Come confermato dalle linee guida dell’Organizzazione Mondiale della Sanità (OMS), gli adulti dovrebbero assumere ogni giorno meno di 2g di sodio e almeno 3,5g di potassio. È importante dunque, seguire una dieta equilibrata, che preveda il consumo di una giusta quantità di questo oligoelemento, che sia superiore a quella di sodio, così da favorirne il processo di eliminazione.

Naturalmente, il limite nell’assunzione di potassio e di sodio sarà diverso per chi pratica sport o attività fisica intensa. Questo perché, come sappiamo, sudare fa perdere sali minerali, per questo motivo risulta necessaria un’integrazione idro-salina dopo l’attività fisica. Generalmente un adulto sano perde circa 2g di questo microelemento al giorno. Se il suo apporto è di 4-5g, quindi sufficientemente assunto, non si andranno ad innescare i meccanismi di risparmio renale.

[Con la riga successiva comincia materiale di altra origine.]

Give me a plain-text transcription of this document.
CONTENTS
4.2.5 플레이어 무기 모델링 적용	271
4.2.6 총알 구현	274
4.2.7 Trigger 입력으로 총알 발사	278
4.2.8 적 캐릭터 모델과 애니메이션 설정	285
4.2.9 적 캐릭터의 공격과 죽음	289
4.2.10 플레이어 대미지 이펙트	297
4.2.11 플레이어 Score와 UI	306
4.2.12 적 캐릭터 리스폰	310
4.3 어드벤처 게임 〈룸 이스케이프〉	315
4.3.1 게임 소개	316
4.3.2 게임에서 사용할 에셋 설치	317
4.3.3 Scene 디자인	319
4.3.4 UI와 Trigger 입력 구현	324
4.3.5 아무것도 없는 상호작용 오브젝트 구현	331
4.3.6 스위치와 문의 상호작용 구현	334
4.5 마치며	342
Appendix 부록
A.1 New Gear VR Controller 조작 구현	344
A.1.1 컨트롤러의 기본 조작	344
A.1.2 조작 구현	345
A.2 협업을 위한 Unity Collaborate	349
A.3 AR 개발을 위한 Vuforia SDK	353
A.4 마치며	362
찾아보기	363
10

In linea di massima, l’oligoelemento è presente con una percentuale più o meno elevata in quasi tutti gli alimenti, anche nell’acqua naturale. Tale minerale va sempre considerato in relazione con il sodio: per questo oltre a conoscere i cibi che lo contengono, è importante sapere quali hanno un rapporto favorevole tra i due microelementi.

Quali alimenti preferire?

Il potassio può essere assunto dal nostro organismo esclusivamente attraverso l’alimentazione e la sua maggiore fonte di eliminazione è il rene, dunque può essere espulso attraverso le urine. Possiamo assumerlo consumando frutta e verdura fresca, alimenti ricchi di potassio e poveri di sodio.

Vediamo una lista di alimenti da preferire:

  • Banane, albicocche, agrumi, prugne, uva, kiwi, fichi.
  • Pomodori, verdure a foglia verde, asparagi, broccoli, carciofi, cavoli, spinaci, indivia, rucola, lattuga, patate.
  • Soia e legumi.
  • Cereali integrali.
  • Carne di pollo.
  • Frutta a guscio come pistacchi, mandorle, arachidi, noci e nocciole.

Per assicurare un corretto apporto di potassio sono sufficienti tre porzioni di frutta e due di verdure al giorno. È bene ricordare, inoltre, che nel processo di cottura, la bollitura può ridurre il quantitativo del sale minerale nell’alimento.

Una dieta sana è sinonimo di equilibrio e giusta combinazione di alimenti; consumare cibi ricchi di potassio e assumere al contempo molti alimenti preconfezionati ricchi di sodio – come insaccati, olive, verdura in salamoia e patatine – può risultare inutile, oltre che dannoso per il nostro organismo.